El que calla otorga
Para todo hay tiempo, siempre que se sepa usar. De aquí al primero de diciembre se abre un extendido periodo de cuatro meses, cuyo empleo y utilidad depende de todos nosotros. Desde ahora es notable la celeridad con que se va desarrollando el intrincado proceso de transmisión del poder presidencial. Contra lo que ocurría anteriormente en los finales de sexenio, cuando el jefe de Estado recelaba de cualquiera merma en su autoridad durante la transición, ahora es el propio Presidente el que modera su imagen y deja que la atención pública se centre en la persona de su virtual sucesor
Es éste el que se explaya enfocando el reflector a algunos de sus colaboradores que, sin que sea secreto, serán los que integren su gabinete.
No sólo esto. El licenciado López Obrador y sus futuros secretarios de Estado han sido claros y hasta detallados en anunciar las medidas que tienen en mente aplicar, llegado el momento de ejercer sus funciones. Todos estamos siendo informados puntualmente de los pasos que se darán para poner en marcha la cuarta revolución que le espera a la patria.

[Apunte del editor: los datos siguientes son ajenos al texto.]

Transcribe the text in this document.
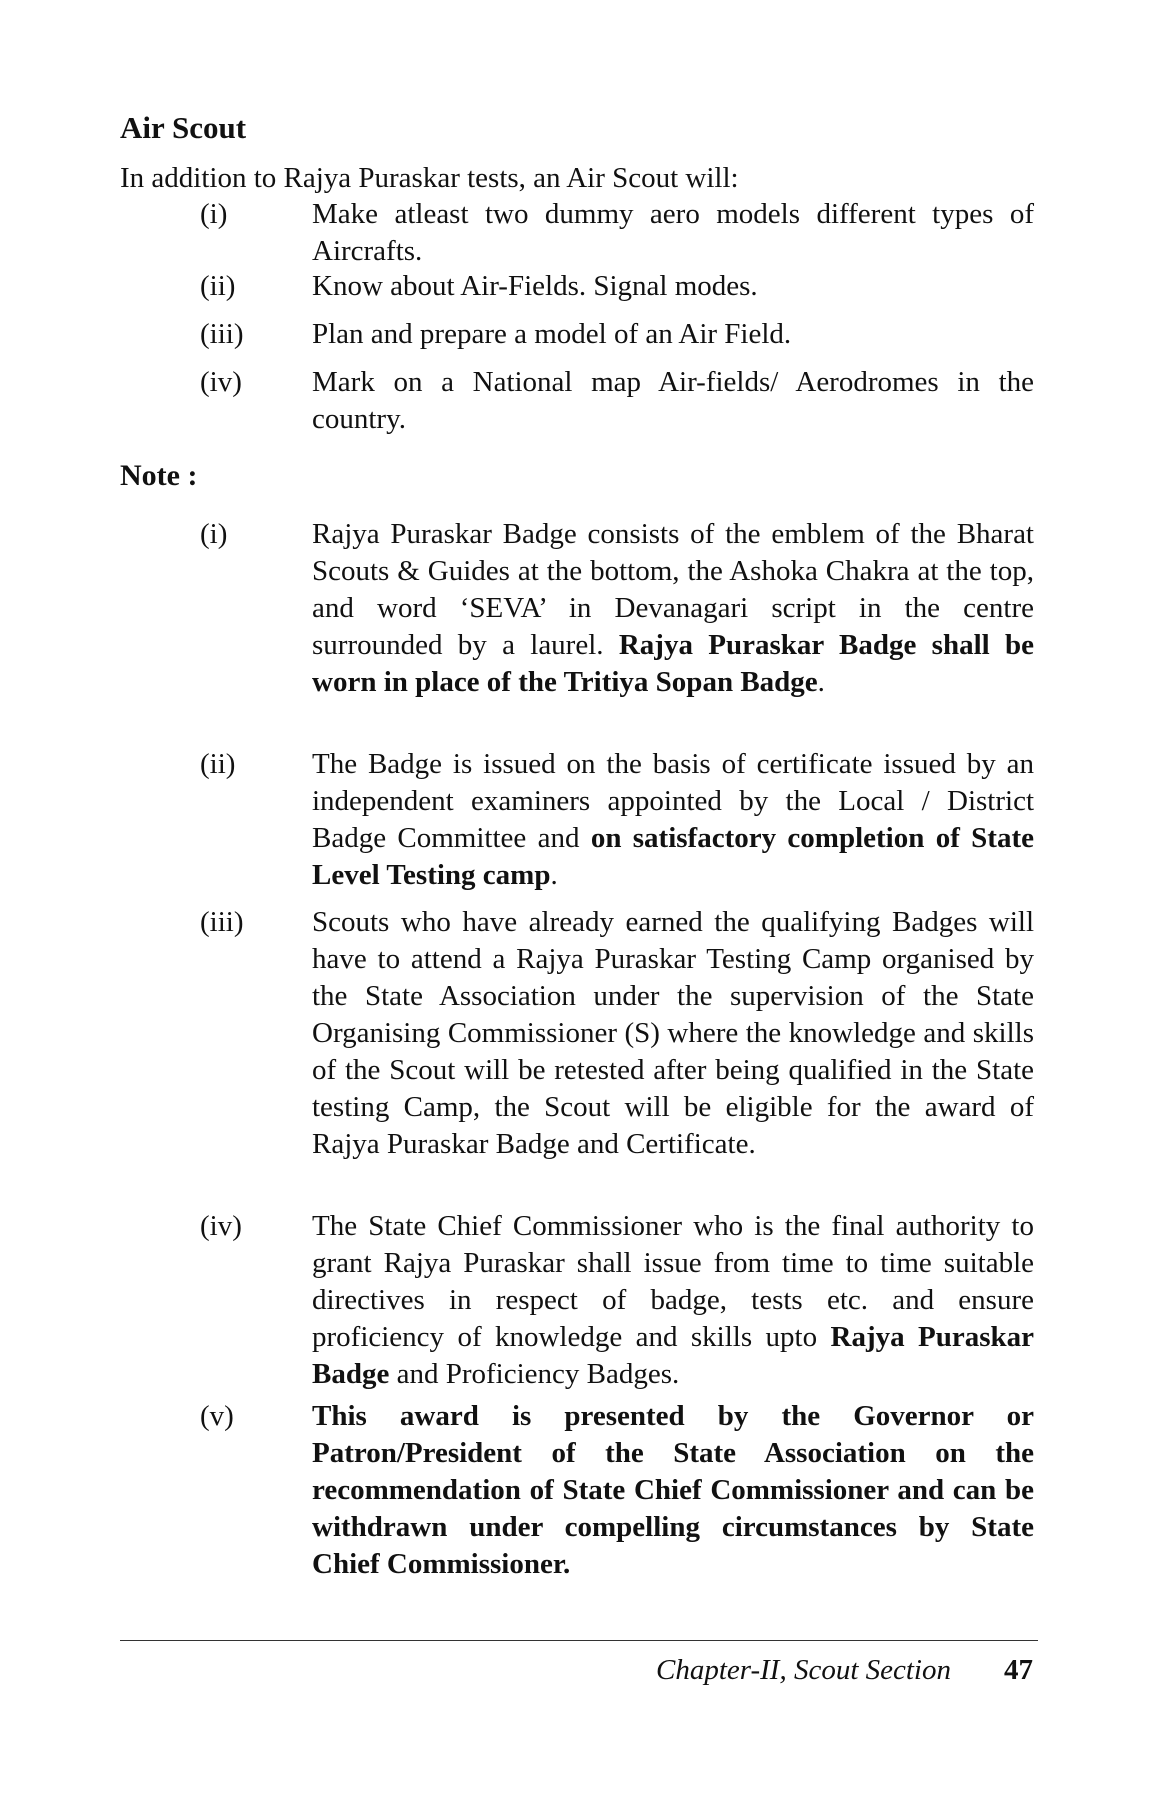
Air Scout
In addition to Rajya Puraskar tests, an Air Scout will:
(i)	Make atleast two dummy aero models different types of Aircrafts.
(ii)	Know about Air-Fields. Signal modes.
(iii) Plan and prepare a model of an Air Field.
(iv) Mark on a National map Air-fields/ Aerodromes in the country.
Note :
(i)	Rajya Puraskar Badge consists of the emblem of the Bharat Scouts & Guides at the bottom, the Ashoka Chakra at the top, and word ‘SEVA’ in Devanagari script in the centre surrounded by a laurel. Rajya Puraskar Badge shall be worn in place of the Tritiya Sopan Badge.
(ii)	The Badge is issued on the basis of certificate issued by an independent examiners appointed by the Local / District Badge Committee and on satisfactory completion of State Level Testing camp.
(iii) Scouts who have already earned the qualifying Badges will have to attend a Rajya Puraskar Testing Camp organised by the State Association under the supervision of the State Organising Commissioner (S) where the knowledge and skills of the Scout will be retested after being qualified in the State testing Camp, the Scout will be eligible for the award of Rajya Puraskar Badge and Certificate.
(iv) The State Chief Commissioner who is the final authority to grant Rajya Puraskar shall issue from time to time suitable directives in respect of badge, tests etc. and ensure proficiency of knowledge and skills upto Rajya Puraskar Badge and Proficiency Badges.
(v)	This award is presented by the Governor or Patron/President of the State Association on the recommendation of State Chief Commissioner and can be withdrawn under compelling circumstances by State Chief Commissioner.
Chapter-II, Scout Section 47
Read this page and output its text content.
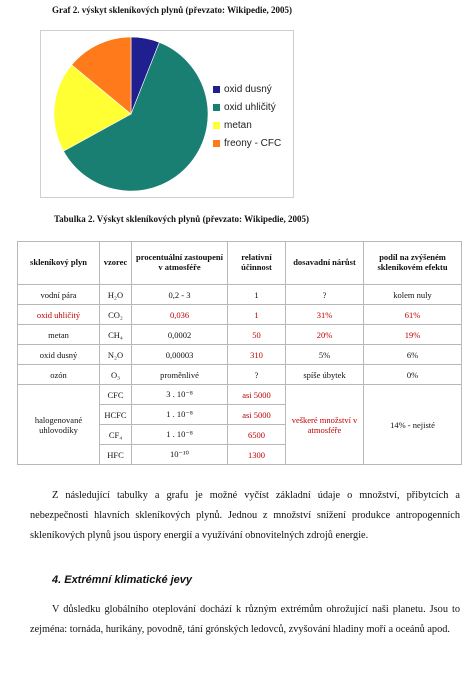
Graf 2. výskyt skleníkových plynů (převzato: Wikipedie, 2005)
oxid dusný
oxid uhličitý
metan
freony - CFC
Tabulka 2. Výskyt skleníkových plynů (převzato: Wikipedie, 2005)
skleníkový plyn	vzorec	procentuální zastoupení v atmosféře	relativní účinnost	dosavadní nárůst	podíl na zvýšeném skleníkovém efektu
vodní pára	H₂O	0,2 - 3	1	?	kolem nuly
oxid uhličitý	CO₂	0,036	1	31%	61%
metan	CH₄	0,0002	50	20%	19%
oxid dusný	N₂O	0,00003	310	5%	6%
ozón	O₃	proměnlivé	?	spíše úbytek	0%
halogenované uhlovodíky	CFC	3 . 10⁻⁸	asi 5000	veškeré množství v atmosféře	14% - nejisté
	HCFC	1 . 10⁻⁸	asi 5000		
	CF₄	1 . 10⁻⁸	6500		
	HFC	10⁻¹⁰	1300		
Z následující tabulky a grafu je možné vyčíst základní údaje o množství, přibytcích a nebezpečnosti hlavních skleníkových plynů. Jednou z množství snížení produkce antropogenních skleníkových plynů jsou úspory energií a využívání obnovitelných zdrojů energie.
4. Extrémní klimatické jevy
V důsledku globálního oteplování dochází k různým extrémům ohrožující naši planetu. Jsou to zejména: tornáda, hurikány, povodně, tání grónských ledovců, zvyšování hladiny moří a oceánů apod.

Algunos de ellos son de gran trascendencia, mientras que otros no tienen más sentido que dejar constancia de promesas de campaña que quizás tengan que esperar su turno para pasar del papel.
Revisiones al TLCAN, consulta sobre la revocación del mandato presidencial, nueva Reforma Educativa, ajustes al régimen de licitaciones petroleras, vigilantes de gasto en cada estado, concesionamiento del nuevo aeropuerto, recortes a sueldos y remuneraciones a funcionarios, reducción de prerrogativas a partidos políticos, distribución de las secretarías de Estado en las entidades federales, nuevos esquemas de familia, muerte asistida, liberación de producción y venta de drogas, eliminación de las guardias presidenciales y la lista sigue...

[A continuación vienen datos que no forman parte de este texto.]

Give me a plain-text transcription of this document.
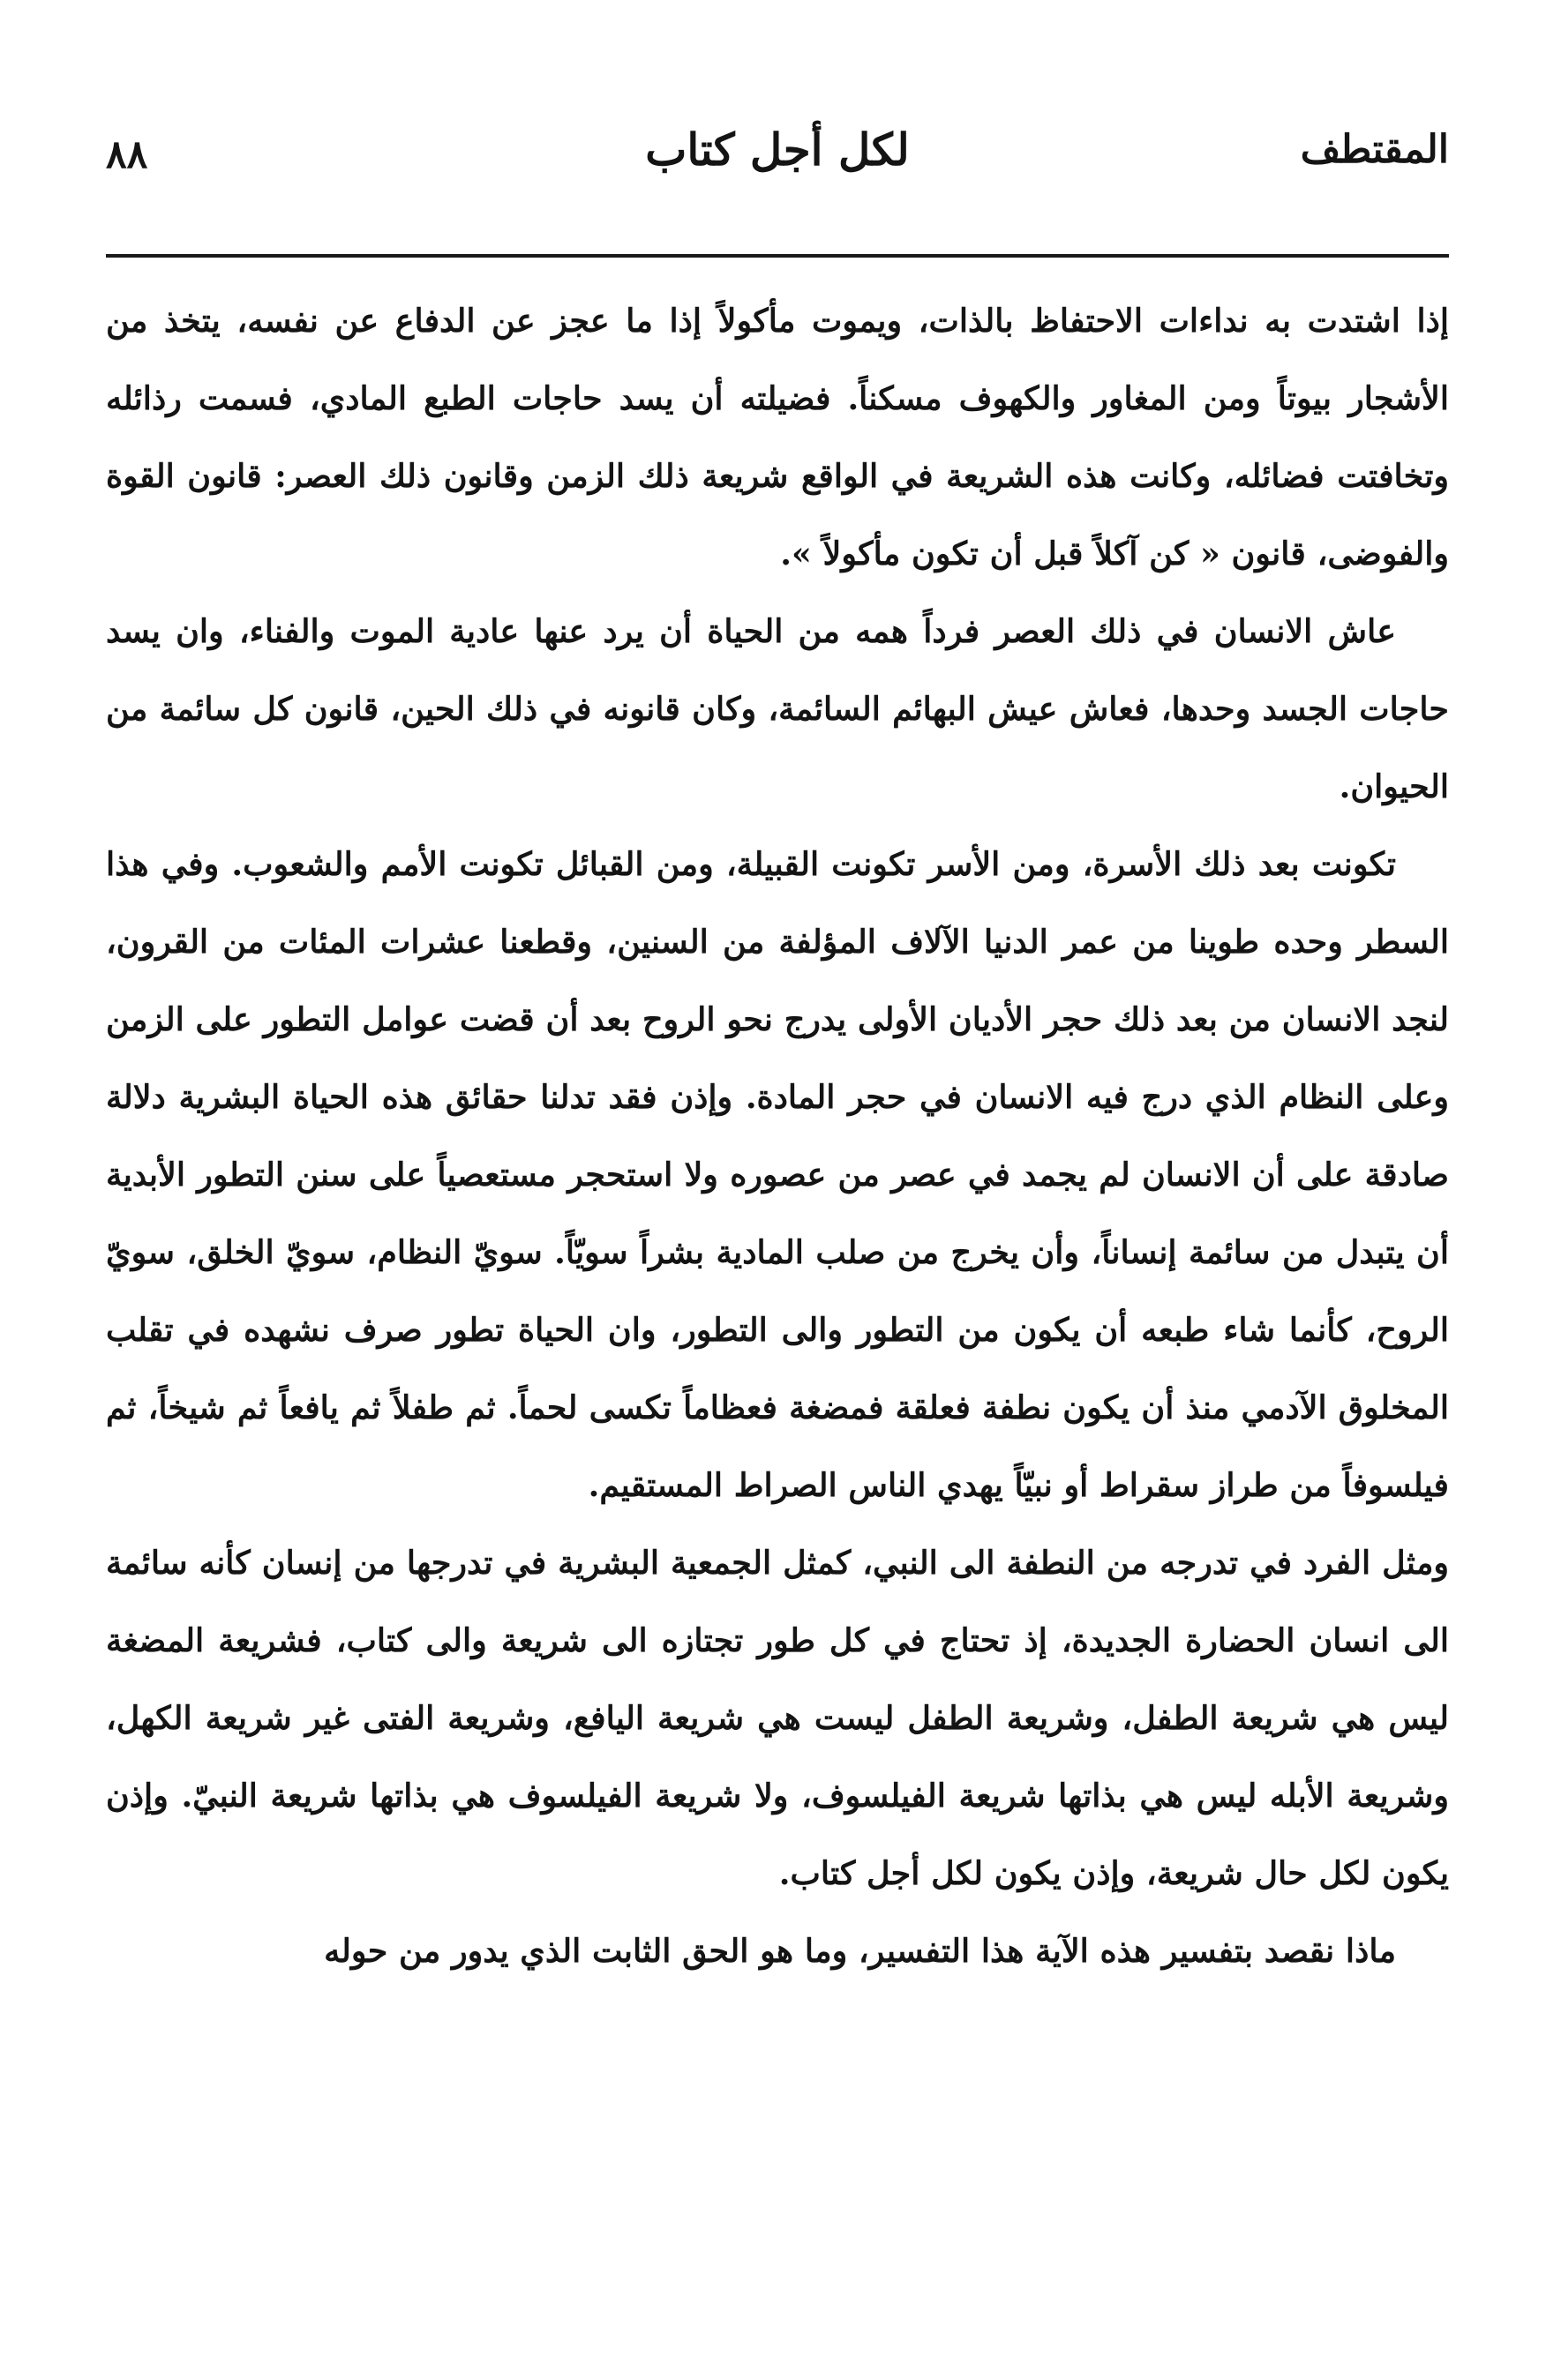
المقتطف
لكل أجل كتاب
٨٨

إذا اشتدت به نداءات الاحتفاظ بالذات، ويموت مأكولاً إذا ما عجز عن الدفاع عن نفسه، يتخذ من الأشجار بيوتاً ومن المغاور والكهوف مسكناً. فضيلته أن يسد حاجات الطبع المادي، فسمت رذائله وتخافتت فضائله، وكانت هذه الشريعة في الواقع شريعة ذلك الزمن وقانون ذلك العصر: قانون القوة والفوضى، قانون « كن آكلاً قبل أن تكون مأكولاً ».

عاش الانسان في ذلك العصر فرداً همه من الحياة أن يرد عنها عادية الموت والفناء، وان يسد حاجات الجسد وحدها، فعاش عيش البهائم السائمة، وكان قانونه في ذلك الحين، قانون كل سائمة من الحيوان.

تكونت بعد ذلك الأسرة، ومن الأسر تكونت القبيلة، ومن القبائل تكونت الأمم والشعوب. وفي هذا السطر وحده طوينا من عمر الدنيا الآلاف المؤلفة من السنين، وقطعنا عشرات المئات من القرون، لنجد الانسان من بعد ذلك حجر الأديان الأولى يدرج نحو الروح بعد أن قضت عوامل التطور على الزمن وعلى النظام الذي درج فيه الانسان في حجر المادة. وإذن فقد تدلنا حقائق هذه الحياة البشرية دلالة صادقة على أن الانسان لم يجمد في عصر من عصوره ولا استحجر مستعصياً على سنن التطور الأبدية أن يتبدل من سائمة إنساناً، وأن يخرج من صلب المادية بشراً سويّاً. سويّ النظام، سويّ الخلق، سويّ الروح، كأنما شاء طبعه أن يكون من التطور والى التطور، وان الحياة تطور صرف نشهده في تقلب المخلوق الآدمي منذ أن يكون نطفة فعلقة فمضغة فعظاماً تكسى لحماً. ثم طفلاً ثم يافعاً ثم شيخاً، ثم فيلسوفاً من طراز سقراط أو نبيّاً يهدي الناس الصراط المستقيم.

ومثل الفرد في تدرجه من النطفة الى النبي، كمثل الجمعية البشرية في تدرجها من إنسان كأنه سائمة الى انسان الحضارة الجديدة، إذ تحتاج في كل طور تجتازه الى شريعة والى كتاب، فشريعة المضغة ليس هي شريعة الطفل، وشريعة الطفل ليست هي شريعة اليافع، وشريعة الفتى غير شريعة الكهل، وشريعة الأبله ليس هي بذاتها شريعة الفيلسوف، ولا شريعة الفيلسوف هي بذاتها شريعة النبيّ. وإذن يكون لكل حال شريعة، وإذن يكون لكل أجل كتاب.

ماذا نقصد بتفسير هذه الآية هذا التفسير، وما هو الحق الثابت الذي يدور من حوله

Entre estas propuestas de campaña, algunas son valiosas y oportunas, mientras que otras parecen tener la finalidad de distraer la atención de la ciudadanía de asuntos de mucho más relieve y urgencia y a los que tenemos que enderezar nuestra atención como, por ejemplo, la Reforma Educativa ligada a la capacitación de nuestra mano de obra.

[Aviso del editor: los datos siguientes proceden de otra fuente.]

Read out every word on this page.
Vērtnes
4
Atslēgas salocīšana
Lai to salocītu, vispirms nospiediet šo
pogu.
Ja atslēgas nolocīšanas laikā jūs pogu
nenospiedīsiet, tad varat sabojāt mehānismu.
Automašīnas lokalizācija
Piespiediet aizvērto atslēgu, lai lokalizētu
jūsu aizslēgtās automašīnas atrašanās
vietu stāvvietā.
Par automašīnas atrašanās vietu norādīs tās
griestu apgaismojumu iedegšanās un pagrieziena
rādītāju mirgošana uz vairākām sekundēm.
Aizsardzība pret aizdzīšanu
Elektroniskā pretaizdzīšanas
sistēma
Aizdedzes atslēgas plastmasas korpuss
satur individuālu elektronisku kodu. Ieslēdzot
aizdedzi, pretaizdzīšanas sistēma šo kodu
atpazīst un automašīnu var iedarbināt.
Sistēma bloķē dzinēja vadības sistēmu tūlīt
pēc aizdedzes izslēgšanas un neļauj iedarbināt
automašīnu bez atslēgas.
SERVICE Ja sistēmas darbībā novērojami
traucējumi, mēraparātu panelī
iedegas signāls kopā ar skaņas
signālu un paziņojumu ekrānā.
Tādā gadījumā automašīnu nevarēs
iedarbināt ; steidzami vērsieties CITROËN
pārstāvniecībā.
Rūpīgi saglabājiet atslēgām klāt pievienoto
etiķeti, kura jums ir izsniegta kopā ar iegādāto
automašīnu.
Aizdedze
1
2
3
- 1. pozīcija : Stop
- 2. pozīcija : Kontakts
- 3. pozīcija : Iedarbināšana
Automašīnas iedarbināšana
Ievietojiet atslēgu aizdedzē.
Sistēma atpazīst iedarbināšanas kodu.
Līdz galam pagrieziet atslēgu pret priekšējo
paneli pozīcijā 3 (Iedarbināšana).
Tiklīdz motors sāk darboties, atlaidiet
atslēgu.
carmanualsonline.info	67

Es indispensable que el equipo de López Obrador sepa vencer la sensación de suficiencia que cree poseer y con toda sencillez interprete, con mucho sentido común y sensibilidad, las aspiraciones y las demandas populares que se propone atender. Esto incluye la humildad de escuchar todas las opiniones y sugerencias que pueden enriquecer sus tareas.
A la ciudadanía, por su parte, corresponde, precisamente en este mismo lapso, el deber cívico de hacer llegar su voz de respaldo o desaprobación de las acciones que se anuncian. El asunto es de la mayor importancia, puesto que ésta es la única forma de influir en las realidades que nos esperan después de que las irresistibles fuerzas parlamentarias de que dispone el futuro Presidente de la República hayan operado en cumplimiento de las promesas de campaña y las que se hayan añadido.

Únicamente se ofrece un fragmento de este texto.